Et, en guise de visionnement vespéral, j'ai vu à Montréal V for Vendetta des frères W. Film violent qui va loin dans la vaticination volontariste sur fond de virulences variées — vigiles vexatoires, vagues varioliques avec ou sans vaccin, vacance de la pensée versant dans le fascisme vidéo et la fausse vertu de vicaires vicieux... La vengeance des victimes fait vibrer, mais la victoire d'un vengeur sans visage sur des vantards et des vénaux a dans les veines et dans le ventre quelque chose de vénéneux... Ce verdict doit toutefois tenir compte d'une verve jamais verbeuse, de la virtuosité des Wachowski et de la vivification de la vérité par le film. La vie au vingt-et-unième siècle est encore trop vulnérable pour rejeter facilement une vision par trop vraisemblable de la vilenie de vendeurs de vitupérations...

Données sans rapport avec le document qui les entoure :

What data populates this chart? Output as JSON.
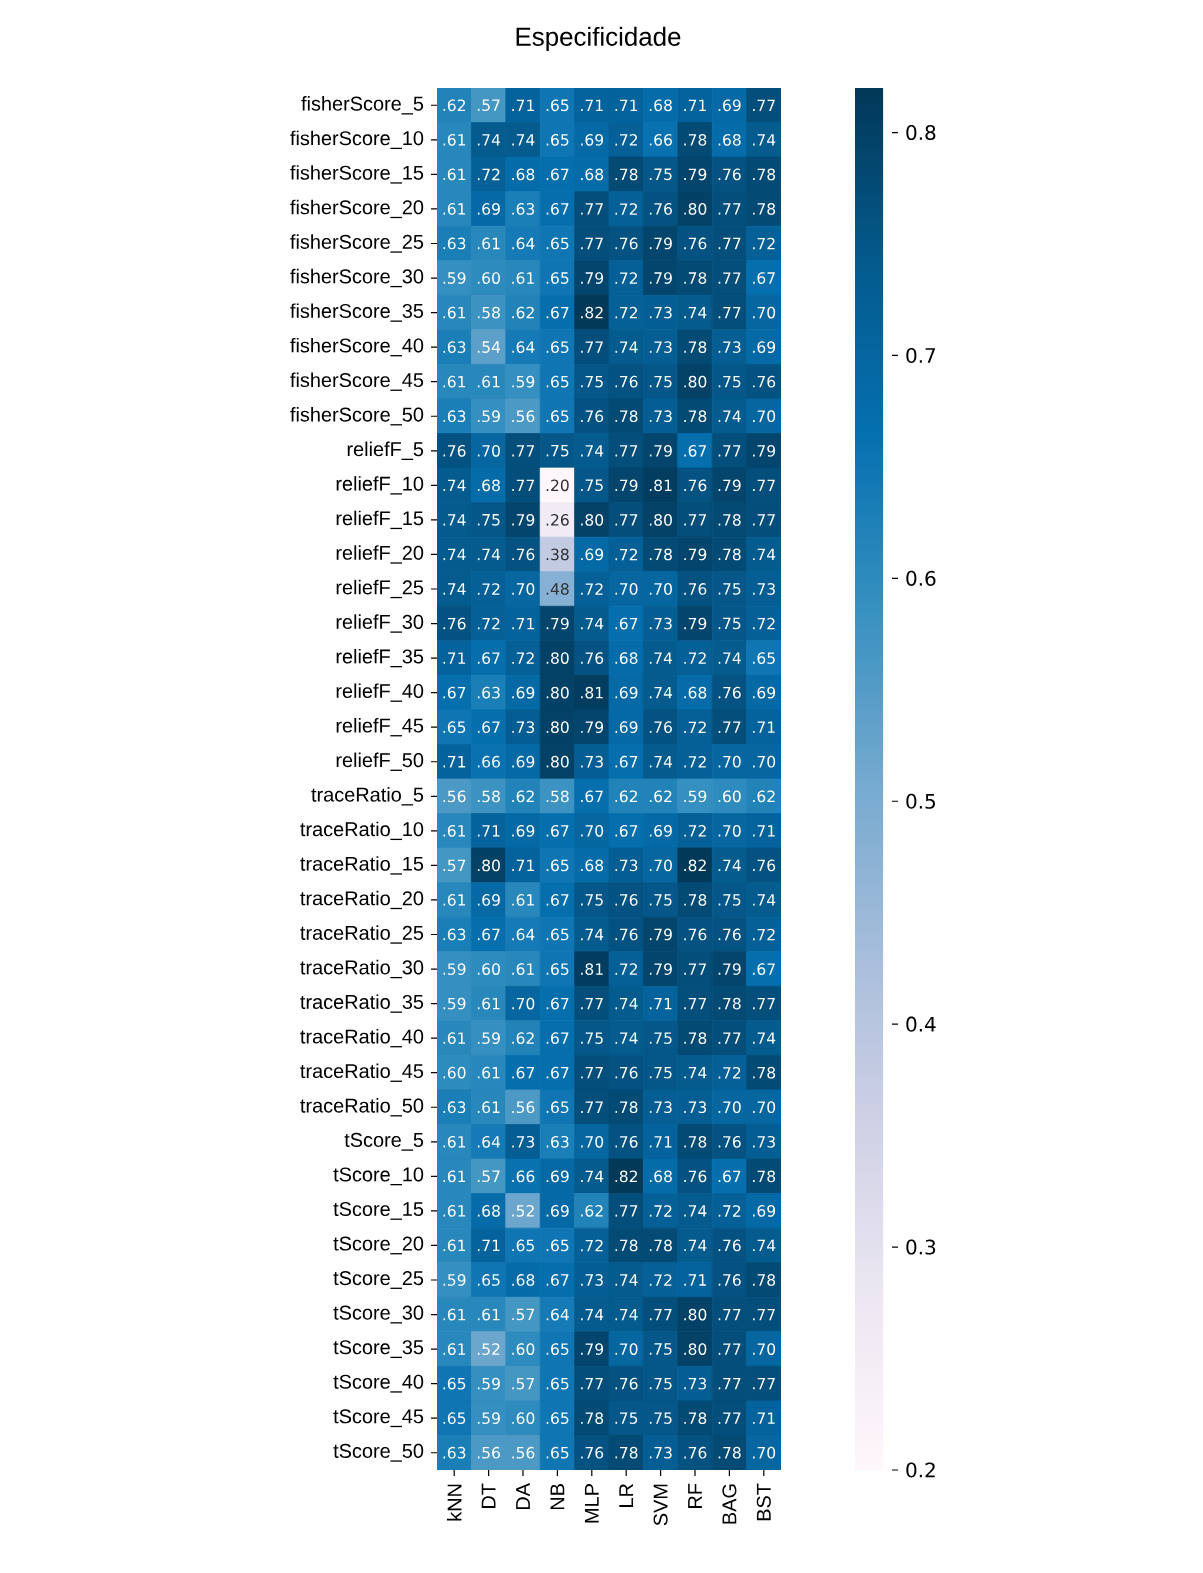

En clair, donc, je ne peux pas juger de l'adaptation, n'ayant pas lu la BD originale d'Alan Moore — qui a exigé que son nom soit retiré du générique. (De sorte que celui-ci mentionne le nom du dessinateur de la BD mais sans dire qui l'écrivait. L'effet est curieux.) L'histoire conserve d'ailleurs les traces d'un enracinement dans le terreau des comics. Le personnage de V, qui porte un masque de Guy Fawkes, a quelques traits des superhéros classiques, dont un repaire inexpugnable et des pouvoirs physiques exceptionnels, qui sont le résultat d'expériences dont il a été la victime.

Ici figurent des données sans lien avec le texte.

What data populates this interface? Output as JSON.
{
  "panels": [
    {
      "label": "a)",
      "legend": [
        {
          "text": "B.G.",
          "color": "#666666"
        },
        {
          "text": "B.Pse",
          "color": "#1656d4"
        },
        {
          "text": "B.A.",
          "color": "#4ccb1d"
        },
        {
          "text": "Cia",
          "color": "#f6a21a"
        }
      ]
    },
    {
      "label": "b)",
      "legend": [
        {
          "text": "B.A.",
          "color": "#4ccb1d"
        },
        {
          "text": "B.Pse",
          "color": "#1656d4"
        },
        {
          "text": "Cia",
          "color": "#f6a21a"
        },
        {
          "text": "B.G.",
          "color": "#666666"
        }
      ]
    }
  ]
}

L'intrigue laisse aussi voir un découpage épisodique qui reflète sans doute la composition de (10)chapitres distincts pour la BD originale. L'époque de la composition (le début des années 80) explique aussi sans doute la timidité de l'extrapolation; dans la version originale, la dystopie britannique de Moore s'inspirait beaucoup du Big Brother d'Orwell et de l'expérience encore récente du fascisme en Europe. La version des Wachowski repousse l'époque du film vers les 2030 ou 2040, mais la technologie mise en scène reste proche de celle qui existe aujourd'hui. Il pourrait d'ailleurs s'agir d'une uchronie — on s'attend par exemple à ce que le personnage d'Evey, la jeune femme recueillie par V, soit repérée par les logiciels de reconnaissance des visage qui ont sûrement été perfectionnés et branchés sur les caméras de surveillance déjà omniprésentes à Londres aujourd'hui; or, ce n'est pas le cas, ce qui incite à croire qu'on se trouve vraiment dans un autre univers.

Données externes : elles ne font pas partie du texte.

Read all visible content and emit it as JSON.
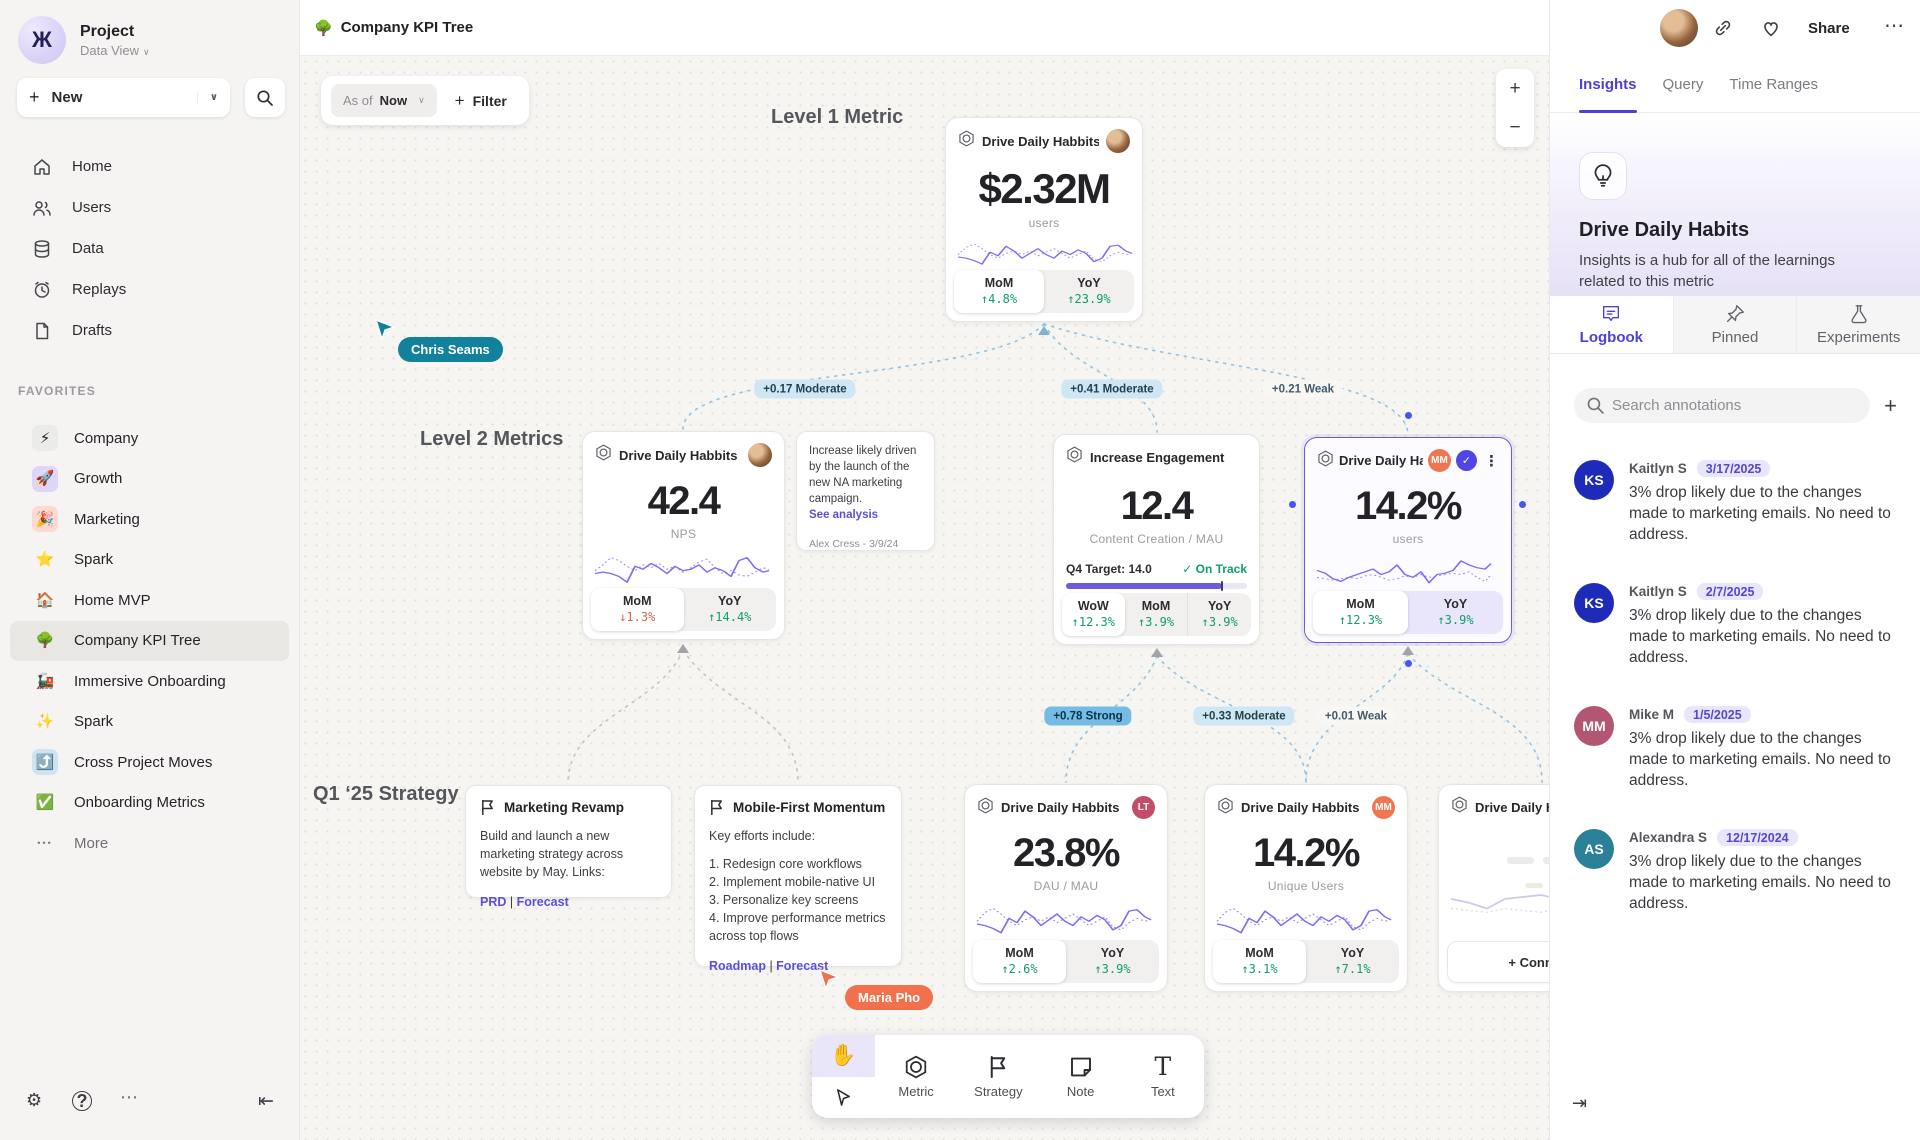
{
  "sidebar": {
    "project_name": "Project",
    "project_view": "Data View",
    "logo_glyph": "Ж",
    "new_label": "New",
    "nav": [
      {
        "label": "Home"
      },
      {
        "label": "Users"
      },
      {
        "label": "Data"
      },
      {
        "label": "Replays"
      },
      {
        "label": "Drafts"
      }
    ],
    "favorites_label": "FAVORITES",
    "favorites": [
      {
        "emoji": "⚡",
        "label": "Company",
        "tile": "#ebebe9"
      },
      {
        "emoji": "🚀",
        "label": "Growth",
        "tile": "#ddd6f8"
      },
      {
        "emoji": "🎉",
        "label": "Marketing",
        "tile": "#fcd9d3"
      },
      {
        "emoji": "⭐",
        "label": "Spark",
        "tile": "transparent"
      },
      {
        "emoji": "🏠",
        "label": "Home MVP",
        "tile": "transparent"
      },
      {
        "emoji": "🌳",
        "label": "Company KPI Tree",
        "tile": "transparent"
      },
      {
        "emoji": "🚂",
        "label": "Immersive Onboarding",
        "tile": "transparent"
      },
      {
        "emoji": "✨",
        "label": "Spark",
        "tile": "transparent"
      },
      {
        "emoji": "⤴️",
        "label": "Cross Project Moves",
        "tile": "#cfe3f3"
      },
      {
        "emoji": "✅",
        "label": "Onboarding Metrics",
        "tile": "transparent"
      }
    ],
    "more_label": "More"
  },
  "topbar": {
    "emoji": "🌳",
    "title": "Company KPI Tree"
  },
  "header": {
    "share_label": "Share",
    "menu_glyph": "⋯"
  },
  "canvas": {
    "asof_label": "As of",
    "asof_value": "Now",
    "filter_plus": "+",
    "filter_label": "Filter",
    "zoom_in": "+",
    "zoom_out": "−",
    "level1_label": "Level 1 Metric",
    "level2_label": "Level 2 Metrics",
    "strategy_label": "Q1 ‘25 Strategy",
    "cursors": [
      {
        "name": "Chris Seams",
        "color": "#12829C"
      },
      {
        "name": "Maria Pho",
        "color": "#F1714D"
      }
    ],
    "edge_labels": [
      {
        "text": "+0.17 Moderate",
        "kind": "moderate"
      },
      {
        "text": "+0.41 Moderate",
        "kind": "moderate"
      },
      {
        "text": "+0.21 Weak",
        "kind": "weak"
      },
      {
        "text": "+0.78 Strong",
        "kind": "strong"
      },
      {
        "text": "+0.33 Moderate",
        "kind": "moderate"
      },
      {
        "text": "+0.01 Weak",
        "kind": "weak"
      }
    ],
    "cards": {
      "level1": {
        "title": "Drive Daily Habbits",
        "value": "$2.32M",
        "unit": "users",
        "mom_label": "MoM",
        "mom": "↑4.8%",
        "yoy_label": "YoY",
        "yoy": "↑23.9%"
      },
      "nps": {
        "title": "Drive Daily Habbits",
        "value": "42.4",
        "unit": "NPS",
        "mom_label": "MoM",
        "mom": "↓1.3%",
        "yoy_label": "YoY",
        "yoy": "↑14.4%"
      },
      "engagement": {
        "title": "Increase Engagement",
        "value": "12.4",
        "unit": "Content Creation / MAU",
        "target_label": "Q4 Target: 14.0",
        "status": "✓ On Track",
        "progress_pct": 86,
        "wow_label": "WoW",
        "wow": "↑12.3%",
        "mom_label": "MoM",
        "mom": "↑3.9%",
        "yoy_label": "YoY",
        "yoy": "↑3.9%"
      },
      "selected": {
        "title": "Drive Daily Habb..",
        "badge": "MM",
        "check": "✓",
        "menu": "⋮",
        "value": "14.2%",
        "unit": "users",
        "mom_label": "MoM",
        "mom": "↑12.3%",
        "yoy_label": "YoY",
        "yoy": "↑3.9%"
      },
      "dau": {
        "title": "Drive Daily Habbits",
        "badge": "LT",
        "value": "23.8%",
        "unit": "DAU / MAU",
        "mom_label": "MoM",
        "mom": "↑2.6%",
        "yoy_label": "YoY",
        "yoy": "↑3.9%"
      },
      "unique": {
        "title": "Drive Daily Habbits",
        "badge": "MM",
        "value": "14.2%",
        "unit": "Unique Users",
        "mom_label": "MoM",
        "mom": "↑3.1%",
        "yoy_label": "YoY",
        "yoy": "↑7.1%"
      },
      "partial": {
        "title": "Drive Daily Hab",
        "connect_label": "+ Connect"
      }
    },
    "note": {
      "body": "Increase likely driven by the launch of the new NA marketing campaign.",
      "link": "See analysis",
      "author": "Alex Cress - 3/9/24"
    },
    "strategy1": {
      "title": "Marketing Revamp",
      "body": "Build and launch a new marketing strategy across website by May. Links:",
      "link1": "PRD",
      "sep": "|",
      "link2": "Forecast"
    },
    "strategy2": {
      "title": "Mobile-First Momentum",
      "intro": "Key efforts include:",
      "list": "1. Redesign core workflows\n2. Implement mobile-native UI\n3. Personalize key screens\n4. Improve performance metrics\n     across top flows",
      "link1": "Roadmap",
      "sep": "|",
      "link2": "Forecast"
    },
    "toolbar": {
      "tools": [
        {
          "label": "Metric"
        },
        {
          "label": "Strategy"
        },
        {
          "label": "Note"
        },
        {
          "label": "Text"
        }
      ],
      "text_glyph": "T",
      "hand_glyph": "✋"
    }
  },
  "panel": {
    "tabs": [
      "Insights",
      "Query",
      "Time Ranges"
    ],
    "title": "Drive Daily Habits",
    "description": "Insights is a hub for all of the learnings related to this metric",
    "subtabs": [
      "Logbook",
      "Pinned",
      "Experiments"
    ],
    "search_placeholder": "Search annotations",
    "add_label": "+",
    "collapse_glyph": "⇥",
    "annotations": [
      {
        "initials": "KS",
        "name": "Kaitlyn S",
        "date": "3/17/2025",
        "color": "#1E2BB8",
        "body": "3% drop likely due to the changes made to marketing emails. No need to address."
      },
      {
        "initials": "KS",
        "name": "Kaitlyn S",
        "date": "2/7/2025",
        "color": "#1E2BB8",
        "body": "3% drop likely due to the changes made to marketing emails. No need to address."
      },
      {
        "initials": "MM",
        "name": "Mike M",
        "date": "1/5/2025",
        "color": "#B25672",
        "body": "3% drop likely due to the changes made to marketing emails. No need to address."
      },
      {
        "initials": "AS",
        "name": "Alexandra S",
        "date": "12/17/2024",
        "color": "#2A7F99",
        "body": "3% drop likely due to the changes made to marketing emails. No need to address."
      }
    ]
  },
  "sparklines": {
    "a": {
      "solid": "2,32 10,34 18,38 26,44 34,24 42,30 50,14 58,22 66,34 74,26 82,18 90,28 98,34 106,22 114,28 122,20 130,26 138,40 146,34 154,14 162,12 170,22 176,26",
      "dotted": "2,28 10,16 18,10 26,18 34,28 42,34 50,26 58,22 66,28 74,22 82,30 90,24 98,18 106,26 114,34 122,28 130,22 138,36 146,40 154,30 162,24 170,28 176,26"
    },
    "b": {
      "solid": "2,24 10,28 18,36 26,40 34,34 42,30 50,26 58,22 66,30 74,26 82,16 90,30 98,34 106,26 114,42 122,30 130,28 138,24 146,10 154,16 162,20 170,22 176,14",
      "dotted": "2,34 10,36 18,38 26,36 34,34 42,36 50,32 58,30 66,34 74,38 82,36 90,32 98,34 106,30 114,34 122,32 130,30 138,28 146,30 154,26 162,34 170,40 176,30"
    },
    "c": {
      "solid": "2,34 10,32 18,34 26,38 34,46 42,24 50,28 58,20 66,26 74,34 82,24 90,30 98,28 106,22 114,32 122,26 130,30 138,38 146,16 154,12 162,26 170,32 176,30",
      "dotted": "2,30 10,22 18,12 26,16 34,24 42,30 50,22 58,26 66,20 74,28 82,24 90,32 98,26 106,18 114,14 122,26 130,34 138,30 146,36 154,38 162,32 170,26 176,28"
    },
    "f": {
      "solid": "2,30 20,34 38,40 56,30 74,28 92,26 110,30 128,24 146,34 164,22 176,26",
      "dotted": "2,40 20,42 38,44 56,40 74,42 92,44 110,40 128,42 146,44 164,42 176,44"
    }
  }
}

Au cœur de l'histoire, il y a l'affrontement de deux formes de violence. Celle de V est apparemment édulcorée dans le film, relativement à la BD, mais V reste suffisamment sanguinaire et vindicatif pour poser la question des moyens. La fin justifie-t-elle tous les moyens, même les plus meurtriers? La fin du film des Wachowski inclut des extraits de discours de Malcolm X, qui croyait à la violence justifiée par la violence de l'oppression. Mais la violence de la résistance justifie aussi la violence de l'oppresseur, enfermant tout le monde dans la logique de l'escalade.

Si l'anthologie de Lalumière ouvrait sur des horizons effectivement variés, le film des Wachowski tend à nous enfermer dans une alternative fermée, et fort peu utile.